Kobanê through the lens of a woman journalist
13:18
Bêrîtan Elyakut/JINHA
KOBANÊ – Hawar News Agency reporter Nazdar Abdi, who worked in Kobanê, throughout the war, spoke about her commitment to reporting on the resistance in the city no matter the cost. “The education I’ve gotten here is ten times more valuable than any university,” said Nazdar of her experience as a reporter.
Nazdar had just started working as a journalist when the attacks started. She got her first taste of the profession as a war reporter.
“When the attacks escalated, people were starting to be forced to leave the city. At the time, I had to choose between going and staying—fast. Of course, no one blamed those who left; it was a hard day. But at that moment, I noticed a YPJ woman resisting Daesh’s heavy armaments with just a Kalashnikov. That was the moment I decided to stay,” said Nazdar. She says the image of the fleeing city residents turning back to look at their home for the last time will always remain in her mind’s eye.
Nazdar said one of the most important battles she reported on was the Serzorê resistance, where 12 YPG and YPJ fighters resisted Daesh gangs. The 12 fighters, hearing over the wireless that they were surrounded by Daesh gang members on all sides, criticized their comrades on the other end of the radio, saying “there’s much more we must do fort his people” before they went to their death.
“No one who knows the story of this epic can leave this place easily,” said Nazdar.
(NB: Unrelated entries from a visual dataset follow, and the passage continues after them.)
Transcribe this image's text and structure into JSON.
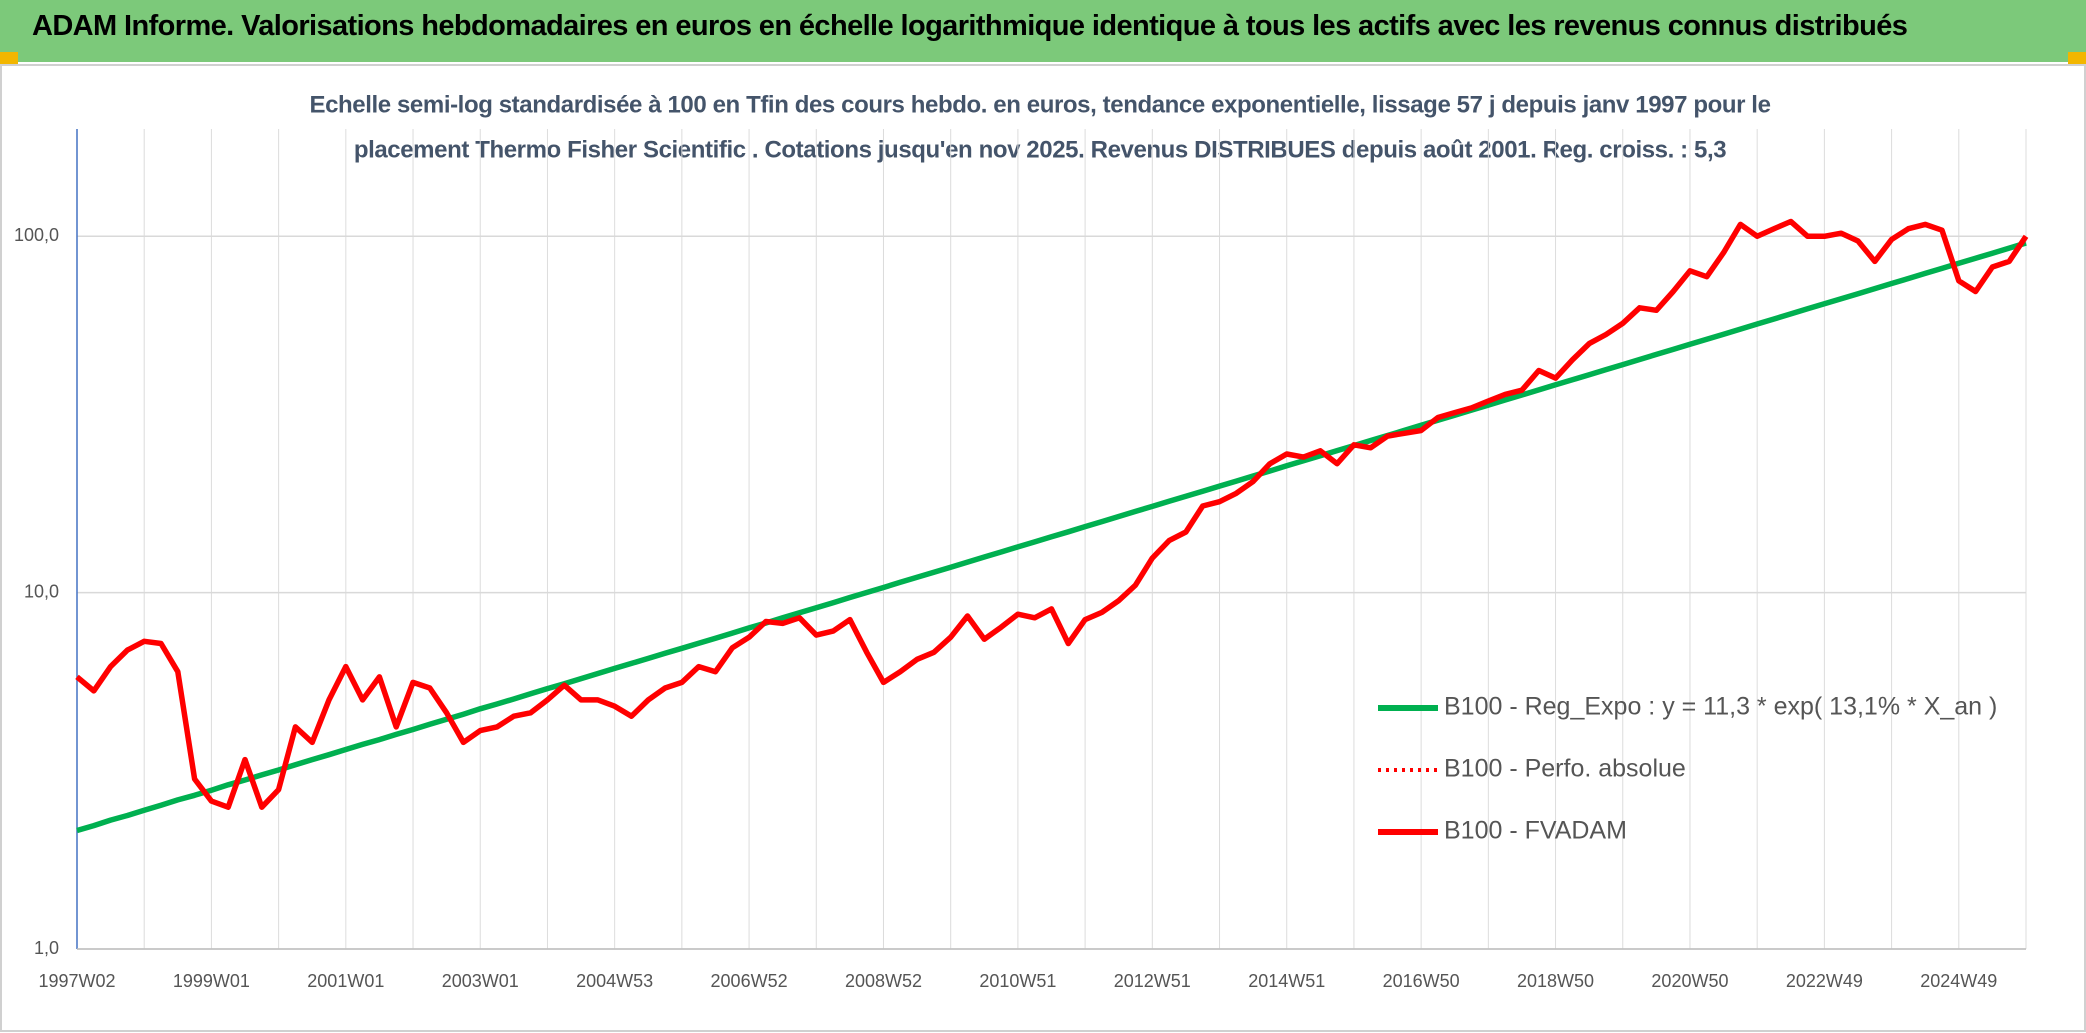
{
  "header": {
    "title": "ADAM Informe. Valorisations hebdomadaires en euros en échelle logarithmique identique à tous les actifs avec les revenus connus distribués"
  },
  "chart_data": {
    "type": "line",
    "subtitle": [
      "Echelle semi-log standardisée à 100 en Tfin des cours hebdo. en euros, tendance exponentielle, lissage 57 j depuis janv 1997 pour le",
      "placement Thermo Fisher Scientific . Cotations jusqu'en nov 2025. Revenus DISTRIBUES depuis août 2001. Reg. croiss. : 5,3"
    ],
    "categories": [
      "1997W02",
      null,
      null,
      null,
      null,
      null,
      null,
      null,
      "1999W01",
      null,
      null,
      null,
      null,
      null,
      null,
      null,
      "2001W01",
      null,
      null,
      null,
      null,
      null,
      null,
      null,
      "2003W01",
      null,
      null,
      null,
      null,
      null,
      null,
      null,
      "2004W53",
      null,
      null,
      null,
      null,
      null,
      null,
      null,
      "2006W52",
      null,
      null,
      null,
      null,
      null,
      null,
      null,
      "2008W52",
      null,
      null,
      null,
      null,
      null,
      null,
      null,
      "2010W51",
      null,
      null,
      null,
      null,
      null,
      null,
      null,
      "2012W51",
      null,
      null,
      null,
      null,
      null,
      null,
      null,
      "2014W51",
      null,
      null,
      null,
      null,
      null,
      null,
      null,
      "2016W50",
      null,
      null,
      null,
      null,
      null,
      null,
      null,
      "2018W50",
      null,
      null,
      null,
      null,
      null,
      null,
      null,
      "2020W50",
      null,
      null,
      null,
      null,
      null,
      null,
      null,
      "2022W49",
      null,
      null,
      null,
      null,
      null,
      null,
      null,
      "2024W49",
      null,
      null,
      null,
      null
    ],
    "log_scale": true,
    "ylim": [
      1,
      200
    ],
    "yticks": [
      {
        "value": 1,
        "label": "1,0"
      },
      {
        "value": 10,
        "label": "10,0"
      },
      {
        "value": 100,
        "label": "100,0"
      }
    ],
    "grid": true,
    "legend": "right",
    "series": [
      {
        "name": "B100 - Reg_Expo : y = 11,3 * exp( 13,1% *  X_an )",
        "color": "#00b050",
        "style": "solid",
        "values": [
          2.15,
          2.22,
          2.3,
          2.37,
          2.45,
          2.53,
          2.62,
          2.7,
          2.79,
          2.89,
          2.98,
          3.08,
          3.18,
          3.29,
          3.4,
          3.51,
          3.63,
          3.75,
          3.87,
          4.0,
          4.13,
          4.27,
          4.41,
          4.56,
          4.72,
          4.87,
          5.03,
          5.2,
          5.38,
          5.55,
          5.74,
          5.93,
          6.13,
          6.33,
          6.54,
          6.76,
          6.98,
          7.21,
          7.45,
          7.7,
          7.96,
          8.22,
          8.5,
          8.78,
          9.07,
          9.37,
          9.69,
          10.01,
          10.34,
          10.69,
          11.04,
          11.41,
          11.79,
          12.18,
          12.59,
          13.0,
          13.44,
          13.88,
          14.35,
          14.82,
          15.32,
          15.83,
          16.35,
          16.9,
          17.46,
          18.04,
          18.64,
          19.26,
          19.9,
          20.56,
          21.25,
          21.95,
          22.69,
          23.44,
          24.22,
          25.03,
          25.86,
          26.72,
          27.61,
          28.53,
          29.48,
          30.46,
          31.47,
          32.52,
          33.6,
          34.72,
          35.87,
          37.07,
          38.3,
          39.57,
          40.89,
          42.25,
          43.65,
          45.11,
          46.61,
          48.16,
          49.76,
          51.41,
          53.12,
          54.89,
          56.72,
          58.6,
          60.55,
          62.57,
          64.65,
          66.8,
          69.02,
          71.31,
          73.68,
          76.13,
          78.66,
          81.28,
          83.98,
          86.77,
          89.66,
          92.64,
          95.72
        ]
      },
      {
        "name": "B100 - Perfo. absolue",
        "color": "#ff0000",
        "style": "dotted",
        "values": [
          null,
          null,
          null,
          null,
          null,
          null,
          null,
          null,
          null,
          null,
          null,
          null,
          null,
          null,
          null,
          null,
          null,
          null,
          null,
          null,
          null,
          null,
          null,
          null,
          null,
          null,
          null,
          null,
          null,
          null,
          null,
          null,
          null,
          null,
          null,
          null,
          null,
          null,
          null,
          null,
          null,
          null,
          null,
          null,
          null,
          null,
          null,
          null,
          null,
          null,
          null,
          null,
          null,
          null,
          null,
          null,
          null,
          null,
          null,
          null,
          null,
          null,
          null,
          null,
          null,
          null,
          null,
          null,
          null,
          null,
          null,
          null,
          null,
          null,
          null,
          null,
          null,
          null,
          null,
          null,
          null,
          null,
          null,
          null,
          null,
          null,
          null,
          null,
          null,
          null,
          null,
          null,
          null,
          null,
          null,
          null,
          null,
          null,
          null,
          null,
          null,
          null,
          null,
          null,
          null,
          null,
          null,
          null,
          null,
          null,
          null,
          null,
          null,
          null,
          null,
          null,
          null
        ]
      },
      {
        "name": "B100 - FVADAM",
        "color": "#ff0000",
        "style": "solid",
        "values": [
          5.8,
          5.3,
          6.2,
          6.9,
          7.3,
          7.2,
          6.0,
          3.0,
          2.6,
          2.5,
          3.4,
          2.5,
          2.8,
          4.2,
          3.8,
          5.0,
          6.2,
          5.0,
          5.8,
          4.2,
          5.6,
          5.4,
          4.6,
          3.8,
          4.1,
          4.2,
          4.5,
          4.6,
          5.0,
          5.5,
          5.0,
          5.0,
          4.8,
          4.5,
          5.0,
          5.4,
          5.6,
          6.2,
          6.0,
          7.0,
          7.5,
          8.3,
          8.2,
          8.5,
          7.6,
          7.8,
          8.4,
          6.8,
          5.6,
          6.0,
          6.5,
          6.8,
          7.5,
          8.6,
          7.4,
          8.0,
          8.7,
          8.5,
          9.0,
          7.2,
          8.4,
          8.8,
          9.5,
          10.5,
          12.5,
          14.0,
          14.8,
          17.5,
          18.0,
          19.0,
          20.5,
          23.0,
          24.5,
          24.0,
          25.0,
          23.0,
          26.0,
          25.5,
          27.5,
          28.0,
          28.5,
          31.0,
          32.0,
          33.0,
          34.5,
          36.0,
          37.0,
          42.0,
          40.0,
          45.0,
          50.0,
          53.0,
          57.0,
          63.0,
          62.0,
          70.0,
          80.0,
          77.0,
          90.0,
          108.0,
          100.0,
          105.0,
          110.0,
          100.0,
          100.0,
          102.0,
          97.0,
          85.0,
          98.0,
          105.0,
          108.0,
          104.0,
          75.0,
          70.0,
          82.0,
          85.0,
          100.0
        ]
      }
    ]
  }
}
In addition to the difficulty of being an inexperienced reporter, Nazdar said technical difficulties made the work even harder. The reporters would struggle to get the generator working all night trying to send photographs and updates from the front. The reporters also had no permanent place to stay in the city, which quickly became a total war zone.
“Those kinds of conditions force you to look for alternatives,” Nazdar said. She noted that “anyone who wants to fully understand what it means to be journalist” should work as a war reporter. “It forces you to be twice as curious,” she said.